The letter referred to Bruno Iksil, the London trader responsible for JPMorgan’s credit-derivatives book. Iksil was known as the London Whale because of the sizable bets he made.
Jamie Dimon, JPMorgan’s CEO, testified before the Senate Banking and House Financial Services committees in June that the Volcker Rule may have prevented the trades but added that the rule was unnecessary because other regulatory changes could reduce risk in the U.S. banking system, according to Bloomberg.
Other American regulators are investigating the circumstances surrounding the massive trading loss. An internal bank review revealed that some U.K. traders may have tried to hide their losses from the bank’s top leaders.

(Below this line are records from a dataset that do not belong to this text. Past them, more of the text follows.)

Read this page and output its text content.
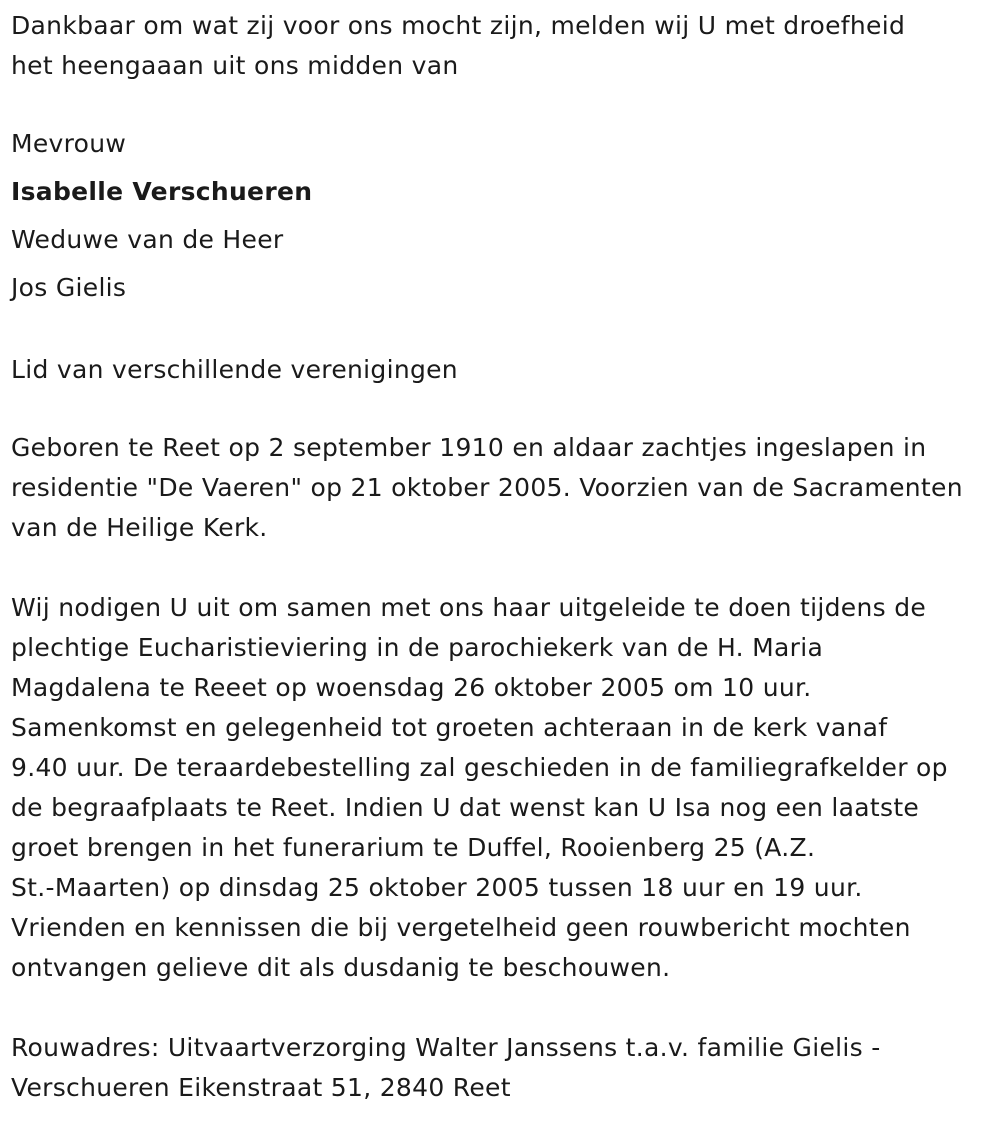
Dankbaar om wat zij voor ons mocht zijn, melden wij U met droefheid
het heengaaan uit ons midden van

Mevrouw

Isabelle Verschueren

Weduwe van de Heer

Jos Gielis

Lid van verschillende verenigingen

Geboren te Reet op 2 september 1910 en aldaar zachtjes ingeslapen in
residentie "De Vaeren" op 21 oktober 2005. Voorzien van de Sacramenten
van de Heilige Kerk.

Wij nodigen U uit om samen met ons haar uitgeleide te doen tijdens de
plechtige Eucharistieviering in de parochiekerk van de H. Maria
Magdalena te Reeet op woensdag 26 oktober 2005 om 10 uur.
Samenkomst en gelegenheid tot groeten achteraan in de kerk vanaf
9.40 uur. De teraardebestelling zal geschieden in de familiegrafkelder op
de begraafplaats te Reet. Indien U dat wenst kan U Isa nog een laatste
groet brengen in het funerarium te Duffel, Rooienberg 25 (A.Z.
St.-Maarten) op dinsdag 25 oktober 2005 tussen 18 uur en 19 uur.
Vrienden en kennissen die bij vergetelheid geen rouwbericht mochten
ontvangen gelieve dit als dusdanig te beschouwen.

Rouwadres: Uitvaartverzorging Walter Janssens t.a.v. familie Gielis -
Verschueren Eikenstraat 51, 2840 Reet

Mary Miller, the undersecretary for domestic finance at the U.S. Treasury, and Martin Gruenberg, the acting chairman of the Federal Deposit Insurance Corp., both said that regulators hope to finish the Volcker Rule before year’s end.
Mark Calabria, the director of financial regulations studies at the Cato Institute, said that Levin and Merkley hope to push regulators to restrict risk-hedging in the final version of the Volcker Rule, adding that the process is “not as strong as they hoped,” Bloomberg reports.